Niemalże wszystkie zawodowe kluby w Holandii (29 na 34, red.) mają grupę chuliganów, którzy walczą z przeciwnikami na łąkach, lasach i w innych odległych miejscach. Coraz bardziej w tak zwane 'freefights' angażują się kibice Feyenoordu Rotterdam. - Z jednej strony, są plusy tego, bowiem dochodzi do coraz mniejszej ilości incydentów na stadionach - mówi przedstawiciel rotterdamskiej policji Frank Paauw. - Ale zauważamy też, że coraz więcej klubów zaczyna mieć grupy chuliganów, którzy są zaangażowani w walki daleko od stadionów - dodaje.
Dopóki kibice nie sprawiają problemów na obiektach piłkarskich, to dla KNVB (Królewski Holenderski Piłki Nożnej, red.) nie jest to problem, który trzeba wziąć mocno pod uwagę. - KNVB i opłacane organizacje są odpowiedzialne przede wszystkim za to, co dzieje się na stadionach - odpowiada federacja. - Oni walczą między sobą, ponieważ jedni mają zakazy stadionowe, omijają zabezpieczenia i nowoczesny system kamer. Ci chuligani szukają zbawienia w przestrzeni publicznej, ponieważ szansa, że zostaną ujęci jest mniejsza - twierdzi KNVB.
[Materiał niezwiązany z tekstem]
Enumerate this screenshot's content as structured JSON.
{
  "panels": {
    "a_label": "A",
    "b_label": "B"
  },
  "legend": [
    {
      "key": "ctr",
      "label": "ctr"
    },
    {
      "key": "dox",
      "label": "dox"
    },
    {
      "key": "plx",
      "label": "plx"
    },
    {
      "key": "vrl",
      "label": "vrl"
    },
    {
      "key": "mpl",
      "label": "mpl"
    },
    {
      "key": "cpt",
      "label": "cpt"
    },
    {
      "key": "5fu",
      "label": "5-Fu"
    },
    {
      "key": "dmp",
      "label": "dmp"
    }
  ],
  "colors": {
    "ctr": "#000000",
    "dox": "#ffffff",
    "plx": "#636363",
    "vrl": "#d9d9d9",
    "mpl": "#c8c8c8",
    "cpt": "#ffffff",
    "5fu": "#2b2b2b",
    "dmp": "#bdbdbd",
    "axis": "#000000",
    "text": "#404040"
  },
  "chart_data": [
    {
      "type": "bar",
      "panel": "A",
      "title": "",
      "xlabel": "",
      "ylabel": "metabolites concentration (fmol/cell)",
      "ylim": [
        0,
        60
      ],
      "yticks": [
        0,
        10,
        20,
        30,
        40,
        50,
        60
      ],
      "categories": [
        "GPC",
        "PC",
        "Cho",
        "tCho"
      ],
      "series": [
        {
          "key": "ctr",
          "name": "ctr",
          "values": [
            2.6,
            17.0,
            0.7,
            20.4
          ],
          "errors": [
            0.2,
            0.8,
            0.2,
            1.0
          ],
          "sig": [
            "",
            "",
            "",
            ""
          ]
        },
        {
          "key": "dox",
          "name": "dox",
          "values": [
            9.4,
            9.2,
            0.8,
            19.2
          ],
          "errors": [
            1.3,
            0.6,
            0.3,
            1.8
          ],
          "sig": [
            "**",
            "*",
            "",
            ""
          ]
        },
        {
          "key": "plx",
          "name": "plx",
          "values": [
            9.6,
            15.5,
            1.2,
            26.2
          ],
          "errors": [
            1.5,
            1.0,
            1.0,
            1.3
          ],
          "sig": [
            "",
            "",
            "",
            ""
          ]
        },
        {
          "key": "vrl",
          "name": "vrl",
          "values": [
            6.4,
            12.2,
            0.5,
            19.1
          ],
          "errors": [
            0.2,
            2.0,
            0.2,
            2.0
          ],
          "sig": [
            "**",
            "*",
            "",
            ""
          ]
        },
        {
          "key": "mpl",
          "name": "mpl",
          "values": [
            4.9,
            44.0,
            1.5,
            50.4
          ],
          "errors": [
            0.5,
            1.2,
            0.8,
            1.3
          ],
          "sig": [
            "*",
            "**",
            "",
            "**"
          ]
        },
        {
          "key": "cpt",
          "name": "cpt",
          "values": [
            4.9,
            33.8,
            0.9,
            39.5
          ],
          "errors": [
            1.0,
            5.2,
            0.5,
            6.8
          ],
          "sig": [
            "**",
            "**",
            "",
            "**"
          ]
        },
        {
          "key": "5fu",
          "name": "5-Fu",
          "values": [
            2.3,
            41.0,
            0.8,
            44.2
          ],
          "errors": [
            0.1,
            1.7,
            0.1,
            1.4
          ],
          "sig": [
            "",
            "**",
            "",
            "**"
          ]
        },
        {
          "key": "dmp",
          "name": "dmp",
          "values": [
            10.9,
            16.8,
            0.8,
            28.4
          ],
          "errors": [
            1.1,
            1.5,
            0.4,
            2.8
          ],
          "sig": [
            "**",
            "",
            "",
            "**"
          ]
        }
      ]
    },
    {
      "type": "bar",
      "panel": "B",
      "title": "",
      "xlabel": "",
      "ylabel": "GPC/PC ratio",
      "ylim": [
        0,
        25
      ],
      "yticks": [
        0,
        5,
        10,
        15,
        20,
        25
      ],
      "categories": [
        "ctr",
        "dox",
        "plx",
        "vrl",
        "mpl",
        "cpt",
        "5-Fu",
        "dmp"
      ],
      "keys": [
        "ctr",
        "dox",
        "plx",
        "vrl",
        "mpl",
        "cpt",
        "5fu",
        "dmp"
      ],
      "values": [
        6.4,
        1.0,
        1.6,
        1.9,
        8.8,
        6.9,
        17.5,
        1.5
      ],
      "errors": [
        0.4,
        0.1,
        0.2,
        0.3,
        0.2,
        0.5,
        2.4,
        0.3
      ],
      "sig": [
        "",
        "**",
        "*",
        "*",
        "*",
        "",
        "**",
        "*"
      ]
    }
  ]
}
Według przeprowadzonych badań, takie grupy mają: Ajax, Almere City FC, AZ, Excelsior, FC Den Bosch, FC Dordrecht, FC Eindhoven, FC Groningen, HFC Haarlem FC Oss, Twente Enschede, FC Utrecht, FC Volendam, Feyenoord Fortuna Sittard Go Ahead Eagles Helmond Sport i Heracles Almelo, MVV NAC Breda, NEC, PEC Zwolle PSV, Roda JC, Heerenveen, Sparta, Vitesse, VVV i Willem II (czasem w połączeniu z kibicami ekip z Belgii).